Anas: il giallo dell’appalto Slurp

Oggi i due giornali sardi aprono le prime pagine con la foto-notizia della Strada Statale 131 Nord solcata da una voragine.

Poi nelle cronache si fa un bel minestrone e si racconta la crisi strutturale di un lungo tratto della principale strada della Sardegna legandola con l’annoso problema del rischio idrogeologico di una parte dell’abitato di Bonorva.

Il risultato è che i sardi penseranno che Bonorva sta crollando verso la strada e non che la strada stia cedendo perché non sono state fatte le manutenzioni corrette. Insomma, i Sardi daranno la colpa di tutto al loro cupo e triste destino.

Ogni due anni l’Anas annuncia col suo Ufficio Stampa il bando per le manutenzioni stradali. E puntualmente la Giunta in carica gioisce non si sa bene perché. Infatti, dalla gestione Armani dell’ANAS, le manutenzioni delle strade vengono bandite secondo lo schema dell’accordo quadro, quindi secondo il prezzo dei singoli materiali e non secondo una previsione progettuale degli interventi. In sostanza, vince chi offre l’asfalto e i camion al miglior prezzo (con tutto ciò che questo comporta, quale, per esempio, il monopolio del mercato del bitume da parte di un produttore, o giù di lì, che decide del destino degli autotrasportatori sul filo dei centesimi al chilometro, ma questa è un’altra storia).

Mediamente l’Anas mette a correre una cinquantina di milioni (che sono un’inezia) di manutenzioni, in genere limitate al solo manto stradale, che non si realizzano nell’anno solare o nel biennio ma in tempi molto più lunghi.

Insomma, l’Anas in Sardegna fa quello che gli pare e soprattutto sulla SS 131 Nord, meno trafficata del tratto sud, si prende i tempi che ritiene congrui, fa le verifiche strutturali che ritiene convenienti ecc. ecc.

Adesso la pioggia ha svelato la fragilità dell’infrastruttura e smascherato l’inerzia del potere, né più né meno di come l’uso svelò drammaticamente la fragilità del ponte Morandi.
E che cosa accade? Accade che i rappresentanti dei Sardi si appellino all’Anas.

E va bene il masochismo, ma arrivare anche alla piaggeria, alla subordinazione, alla cecità, al disgustoso servilismo mi sembra veramente troppo.

Continuo a ritenere che l’Anas vada cacciata via dalla Sardegna e che la neonata Società delle infrastrutture della Regione Sarda, fortemente voluta da noi, quella criticatissima prima delle elezioni dai Riformatori attraverso gli ordini professionali (sempre pronti a far da cassa di risonanza ai topi di città), e adesso accettatissima perché funzionale ai loro disegni di collocazione di persone con funzioni di mediazione tra i poteri reali nelle posizioni strategiche, sia assolutamente in grado, con la stessa dotazione finanziaria e con la gestione di altre risorse, di fare molto meglio dell’Anas, che è in Sardegna un ufficetto alle dipendenze di un Servizio del palazzaccio romano della società.

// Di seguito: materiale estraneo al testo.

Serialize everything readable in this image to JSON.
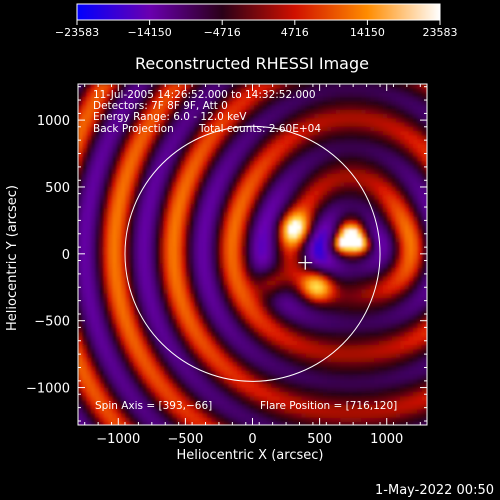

Ecco, i Sardi si appellano a questo mostro burocratico. Non solo: gli organi di stampa si bevono acriticamente la storiella più assolutoria per l’Anas e più colpevolizzante per i Sardi. Incredibile.

Poi mi hanno spiegato che recentemente è stato pubblicato sulla Gazzetta Ufficiale il bando per l’appello al massimo ribasso per l’attività umana di dilavazione salivare dei dirigenti Anas, dall’area cervicale ai metatarsi, con particolare cura delle falangi prossimali, intermedie e distali e con rifilatura dei letti ungueali, con prezziario annesso per l’umidazione auricolare, il pettinamento villoso e, soprattutto, il numero delle operazione ebdomadarie. È il bando Slurp; l’acronimo, ovviamente su base inglese, è spiegato nelle FAQ: Sardinian Lechinage Umidification Road Posture. E ho capito tutto.

0 commenti su “Anas: il giallo dell’appalto Slurp

  • Benedetto Sechi says:

    L’ANAS e i sardi, metafora del rapporto subalterno tra la sardegna e l’Italia. Questo vale per porti, aeroporti e via discorrendo. Se c’è un peccato grave di questa giunta solinas-salvini è laver sposato il sovranismo nazionalista leghista, spacciandolo per affrancamento ed emancipazione della Sardegna. Il crollo della 131 ne rivela, ancora una volta, la fraudolenza.

  • Un miracolo che non ci sia scappato il morto.
    È ora di dire basta alla mala gestione ANAS che, come abbiamo già visto con la vicenda del Ponte Morandi, porta solo inefficienze, guai, morti.